Why a risk-based approach to compliance involves not meeting all regulatory obligations around occupational health and safety
The occupational health and safety regulatory environment is vast and overbearing, so attempts to be 100% compliant can hinder best practice risk management.
Michael Tooma, partner and head of occupational health safety and security, Asia-Pacific, Norton Rose Fulbright, says people are obsessed with regulation and full compliance.
“We have an obsession around talking about law and compliance,” Tooma said at the RIMS Australia conference in Melbourne this week. “We need to start looking at regulation and compliance a little bit differently.
“In relation to every aspect of our operational requirements, we take risks. Those are measured risks, but when it comes to law we have zero tolerance – we think we must be fully legally compliant.”
Tooma explains that health and safety laws are about 700-800 pages long, just in acts and regulations alone. Then there are company codes of practice too.
“Is it desirable to comply with all laws? Should we actually be building in risk management in our legal compliance strategies?” he asks.

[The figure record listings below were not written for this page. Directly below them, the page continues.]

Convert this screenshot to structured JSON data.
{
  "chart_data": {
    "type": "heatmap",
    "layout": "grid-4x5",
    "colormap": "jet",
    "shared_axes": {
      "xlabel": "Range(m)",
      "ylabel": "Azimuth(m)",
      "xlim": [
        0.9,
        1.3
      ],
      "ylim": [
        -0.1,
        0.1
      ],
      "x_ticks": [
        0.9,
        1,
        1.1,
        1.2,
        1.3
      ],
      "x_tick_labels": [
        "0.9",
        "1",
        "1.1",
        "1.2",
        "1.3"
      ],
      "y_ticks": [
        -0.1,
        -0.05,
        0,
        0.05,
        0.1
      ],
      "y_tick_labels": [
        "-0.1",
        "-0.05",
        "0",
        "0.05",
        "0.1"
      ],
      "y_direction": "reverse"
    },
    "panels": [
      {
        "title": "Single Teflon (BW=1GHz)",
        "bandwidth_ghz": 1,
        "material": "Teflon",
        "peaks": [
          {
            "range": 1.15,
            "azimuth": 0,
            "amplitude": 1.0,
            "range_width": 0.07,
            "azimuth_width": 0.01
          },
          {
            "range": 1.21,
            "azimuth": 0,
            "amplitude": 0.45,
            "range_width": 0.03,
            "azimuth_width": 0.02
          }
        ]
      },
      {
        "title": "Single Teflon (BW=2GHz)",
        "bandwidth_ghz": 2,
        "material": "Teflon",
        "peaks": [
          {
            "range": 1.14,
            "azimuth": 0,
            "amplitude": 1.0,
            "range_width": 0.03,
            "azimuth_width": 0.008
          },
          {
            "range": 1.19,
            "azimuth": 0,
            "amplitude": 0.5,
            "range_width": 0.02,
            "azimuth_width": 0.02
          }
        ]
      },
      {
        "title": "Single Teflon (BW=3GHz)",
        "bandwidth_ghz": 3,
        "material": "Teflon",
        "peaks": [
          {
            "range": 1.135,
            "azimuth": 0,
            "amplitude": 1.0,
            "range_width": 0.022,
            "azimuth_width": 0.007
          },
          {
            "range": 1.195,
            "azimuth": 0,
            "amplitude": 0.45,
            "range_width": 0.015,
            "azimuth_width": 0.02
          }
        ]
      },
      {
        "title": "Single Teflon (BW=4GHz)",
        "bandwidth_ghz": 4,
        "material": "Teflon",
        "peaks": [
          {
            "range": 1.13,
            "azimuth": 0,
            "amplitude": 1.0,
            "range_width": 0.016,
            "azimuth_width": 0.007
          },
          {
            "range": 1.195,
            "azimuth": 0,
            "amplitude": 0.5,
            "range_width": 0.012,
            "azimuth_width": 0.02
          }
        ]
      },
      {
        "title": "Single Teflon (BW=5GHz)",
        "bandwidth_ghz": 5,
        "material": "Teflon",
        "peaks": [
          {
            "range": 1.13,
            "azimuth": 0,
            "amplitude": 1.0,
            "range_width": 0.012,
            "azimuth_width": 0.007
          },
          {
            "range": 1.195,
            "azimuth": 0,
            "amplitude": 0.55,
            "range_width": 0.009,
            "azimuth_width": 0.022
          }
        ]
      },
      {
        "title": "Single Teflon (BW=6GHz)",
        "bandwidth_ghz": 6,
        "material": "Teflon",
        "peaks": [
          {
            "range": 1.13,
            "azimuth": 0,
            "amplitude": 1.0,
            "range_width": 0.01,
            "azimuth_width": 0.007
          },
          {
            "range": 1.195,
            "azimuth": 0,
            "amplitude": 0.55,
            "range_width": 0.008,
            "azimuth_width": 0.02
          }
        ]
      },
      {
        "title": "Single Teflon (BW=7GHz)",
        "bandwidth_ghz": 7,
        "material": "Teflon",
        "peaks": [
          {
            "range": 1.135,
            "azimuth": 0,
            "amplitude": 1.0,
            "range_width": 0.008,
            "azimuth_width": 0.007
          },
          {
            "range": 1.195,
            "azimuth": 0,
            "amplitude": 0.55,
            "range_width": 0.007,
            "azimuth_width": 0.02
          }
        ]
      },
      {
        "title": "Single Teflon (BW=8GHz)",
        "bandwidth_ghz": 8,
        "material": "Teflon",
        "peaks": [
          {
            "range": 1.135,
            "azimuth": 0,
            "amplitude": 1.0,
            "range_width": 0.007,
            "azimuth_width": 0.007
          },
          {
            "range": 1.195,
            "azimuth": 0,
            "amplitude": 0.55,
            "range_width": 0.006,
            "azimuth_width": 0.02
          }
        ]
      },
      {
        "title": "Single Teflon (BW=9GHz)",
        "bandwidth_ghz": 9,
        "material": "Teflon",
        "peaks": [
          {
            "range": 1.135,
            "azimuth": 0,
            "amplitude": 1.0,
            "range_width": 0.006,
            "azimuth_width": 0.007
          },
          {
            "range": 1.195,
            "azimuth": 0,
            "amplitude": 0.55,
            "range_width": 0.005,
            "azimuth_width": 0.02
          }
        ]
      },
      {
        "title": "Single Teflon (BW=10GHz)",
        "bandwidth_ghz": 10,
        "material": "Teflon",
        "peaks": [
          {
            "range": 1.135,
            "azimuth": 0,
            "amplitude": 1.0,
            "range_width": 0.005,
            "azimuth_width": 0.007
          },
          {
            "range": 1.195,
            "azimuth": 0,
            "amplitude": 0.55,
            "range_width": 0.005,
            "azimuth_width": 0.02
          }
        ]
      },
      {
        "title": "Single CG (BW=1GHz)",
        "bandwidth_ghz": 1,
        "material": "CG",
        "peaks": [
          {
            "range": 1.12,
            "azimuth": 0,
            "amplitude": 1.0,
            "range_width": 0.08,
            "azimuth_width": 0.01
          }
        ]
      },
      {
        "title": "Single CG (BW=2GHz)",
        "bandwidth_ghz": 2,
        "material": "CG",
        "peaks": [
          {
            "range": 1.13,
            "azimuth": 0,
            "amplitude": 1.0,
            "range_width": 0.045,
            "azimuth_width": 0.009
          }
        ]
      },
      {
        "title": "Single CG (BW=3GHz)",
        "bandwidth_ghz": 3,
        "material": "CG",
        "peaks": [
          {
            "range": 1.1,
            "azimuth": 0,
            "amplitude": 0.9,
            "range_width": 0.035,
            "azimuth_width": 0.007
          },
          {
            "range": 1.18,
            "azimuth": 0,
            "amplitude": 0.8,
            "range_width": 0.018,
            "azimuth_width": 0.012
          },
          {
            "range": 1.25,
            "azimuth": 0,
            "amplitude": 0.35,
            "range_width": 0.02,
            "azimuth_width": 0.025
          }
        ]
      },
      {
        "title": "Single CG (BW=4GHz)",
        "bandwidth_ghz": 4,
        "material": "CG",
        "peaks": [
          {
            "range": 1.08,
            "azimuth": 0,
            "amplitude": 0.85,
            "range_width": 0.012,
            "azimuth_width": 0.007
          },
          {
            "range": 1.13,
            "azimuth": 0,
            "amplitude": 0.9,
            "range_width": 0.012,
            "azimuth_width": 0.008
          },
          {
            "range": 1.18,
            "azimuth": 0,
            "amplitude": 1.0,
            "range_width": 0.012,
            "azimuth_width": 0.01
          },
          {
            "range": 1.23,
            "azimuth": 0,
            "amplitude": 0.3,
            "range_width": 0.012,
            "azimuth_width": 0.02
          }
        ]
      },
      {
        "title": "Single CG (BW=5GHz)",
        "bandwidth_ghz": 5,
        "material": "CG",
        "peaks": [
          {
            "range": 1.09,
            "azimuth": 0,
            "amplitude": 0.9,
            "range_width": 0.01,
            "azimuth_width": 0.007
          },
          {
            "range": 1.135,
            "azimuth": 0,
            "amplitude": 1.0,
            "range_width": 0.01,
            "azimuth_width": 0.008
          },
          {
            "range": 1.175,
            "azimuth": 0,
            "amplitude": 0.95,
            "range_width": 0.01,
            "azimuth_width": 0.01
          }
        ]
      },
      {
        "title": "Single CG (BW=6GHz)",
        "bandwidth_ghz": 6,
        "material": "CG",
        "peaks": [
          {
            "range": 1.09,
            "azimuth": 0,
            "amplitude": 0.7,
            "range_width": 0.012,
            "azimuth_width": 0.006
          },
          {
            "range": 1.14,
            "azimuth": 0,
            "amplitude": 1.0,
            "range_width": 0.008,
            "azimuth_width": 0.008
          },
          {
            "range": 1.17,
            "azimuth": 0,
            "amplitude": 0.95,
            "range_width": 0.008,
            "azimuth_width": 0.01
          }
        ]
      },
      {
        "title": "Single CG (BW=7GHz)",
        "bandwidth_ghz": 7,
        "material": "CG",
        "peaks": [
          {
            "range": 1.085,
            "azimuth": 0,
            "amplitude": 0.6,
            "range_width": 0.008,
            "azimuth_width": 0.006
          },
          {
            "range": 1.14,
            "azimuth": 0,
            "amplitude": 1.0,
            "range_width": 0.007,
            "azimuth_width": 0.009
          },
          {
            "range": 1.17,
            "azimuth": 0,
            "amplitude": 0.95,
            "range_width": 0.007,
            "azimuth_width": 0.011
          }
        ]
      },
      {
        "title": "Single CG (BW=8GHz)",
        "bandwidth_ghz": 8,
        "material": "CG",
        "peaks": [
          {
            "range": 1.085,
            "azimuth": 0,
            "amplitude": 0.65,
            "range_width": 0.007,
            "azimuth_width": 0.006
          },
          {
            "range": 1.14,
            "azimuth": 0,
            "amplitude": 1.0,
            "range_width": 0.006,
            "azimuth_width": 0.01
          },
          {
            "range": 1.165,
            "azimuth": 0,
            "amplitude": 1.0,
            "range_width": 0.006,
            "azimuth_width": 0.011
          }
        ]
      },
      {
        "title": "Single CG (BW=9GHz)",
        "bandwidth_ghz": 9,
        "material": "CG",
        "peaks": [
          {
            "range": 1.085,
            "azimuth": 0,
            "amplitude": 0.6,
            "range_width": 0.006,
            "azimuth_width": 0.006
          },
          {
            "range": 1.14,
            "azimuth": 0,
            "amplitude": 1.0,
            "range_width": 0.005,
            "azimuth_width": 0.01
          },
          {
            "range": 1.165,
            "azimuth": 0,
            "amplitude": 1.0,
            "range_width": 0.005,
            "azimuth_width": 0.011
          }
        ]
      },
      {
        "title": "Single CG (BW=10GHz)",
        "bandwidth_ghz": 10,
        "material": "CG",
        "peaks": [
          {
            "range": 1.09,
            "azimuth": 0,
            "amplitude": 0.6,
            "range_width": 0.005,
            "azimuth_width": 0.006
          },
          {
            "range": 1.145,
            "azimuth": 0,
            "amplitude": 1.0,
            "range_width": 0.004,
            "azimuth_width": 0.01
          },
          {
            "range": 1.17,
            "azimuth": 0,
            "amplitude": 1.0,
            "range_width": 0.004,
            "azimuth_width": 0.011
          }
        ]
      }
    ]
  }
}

“When you think of those 700 to 800 pages of law in relation to safety, some of them are quite valid. You have got some very specific regulations, dealing with high-risk activities which need to be regulated. Then there are requirements which can be considered nothing more than administrative compliance.
“There is a lot of red tape in terms of how you set-up a committee for health and safety purposes, how often it meets, how it records minutes, and a whole range of reporting and recording-keeping requirements, plus a whole other world of transactional-based regulations,” he says.
Tooma says many firms attempt to achieve a “nirvana of 100% legal compliance”.
“You cannot meet all your obligations effectively and when you try to mobilise your procedures and deal with the vast array of obligations as if they are all of equal importance, then you are going to have a blow-out in the size of your policies and procedures.
“The more that you expect people to do, the less likely they are to do it.
“It is ironic because that obsession to be 100% compliant is what is driving us not to be compliant due to the burdensome system we have built,” he says.
Tooma suggests that firms should take a “risk-based approach” to legal compliance.
“For all the talk of productivity, compliance and law, the actual reality of workplace health and safety is that no inspector comes knocking on your door unless you have had a significant incident. That is usually a fatality or serious near-miss.
“If you spend all your time preventing that event happening, in all likelihood no-one will come knocking on your door to ask you about compliance.
“So rather than being obsessed by the law, do what the law is intending for you to do – protect the health and safety of your people,” he says.
Dr Sarah Jones, group manager for road transport, Toll Group, says the biggest challenge in transport and logistics risk management is ascertaining what exactly is supposed to be done in a legal and regulatory sense around health and safety.
“Compliance is extremely difficult and there is a vast depository of legal risk obligations. The majority of companies in our industry are small businesses and only have one truck,” says Jones.
“So I pose the question: is compliance even possible for the average individual in our industry?”
Andrew Lewin, vice president of safety and security, BHP Biliton, adds that there has been an evolution from full compliance to using risk management as an optimisation tool.
“In the past it seemed like you had to manage all your risks and that drove a lack of optimisation and prioritisation,” says Lewin.
“It is impossible to manage every risk to the same level. You really need to understand what are your biggest risks and optimise them.
“Having legislation which drives you to manage all of those risks just creates issues when you are trying to prioritise risks,” he adds.